Q: 運動をすると皮下出血で青くなりびっくりすることがあります。今回のセミナーを拝見したのですが、自身が保因者の可能性があることを学びました。そのため、あざが引かない場合の対応方法はあるのでしょうか?
A: あざ自体は、美容的な問題を除いては問題なく、放っておけばよいと思います。ただ、皮下出血でビックリということは、凝固因子活性が保因者の方の平均よりも低い可能性があります。皮下出血程度ではなく、大きな怪我や手術に備えてご自身の因子活性を把握しておかれることをお勧めします。

Q: 保因者に広く開放している窓口などはないでしょうか。相談できる場所があれば教えてください。

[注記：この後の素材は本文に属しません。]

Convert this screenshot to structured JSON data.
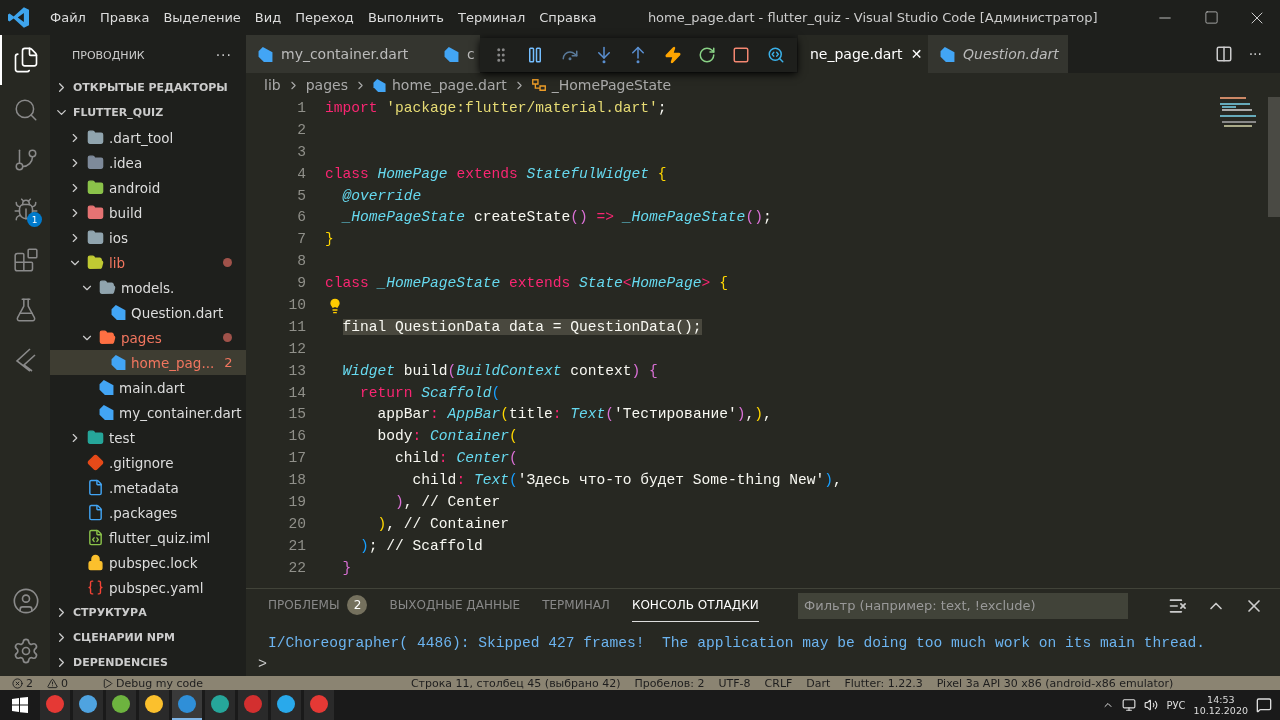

A: 保因者の窓口を標榜しているところはないと思います。しかし、保因者のケアも包括医療の一環と考えますので、身近な主治医や看護師さんに相談されてはいかがでしょうか。また、このネットワーク・サイト内の「ヘモフィリアひろば」というソーシャル・ネットワークで保因者の方のためのコミュニティーが立ち上がっていますので、そちらに参加されるのも情報を得ることのできる一つの方法になるかもしれません。

Q: 保因者でも、凝固因子を投与することはあるのですか?
A: 保因者でも軽症血友病といえる、あるいはさらにはもっと低い因子活性の方もいらっしゃいます。そういう方は、あざ(皮下出血)程度ではない出血もあり、凝固因子投与を必要とすることもあります。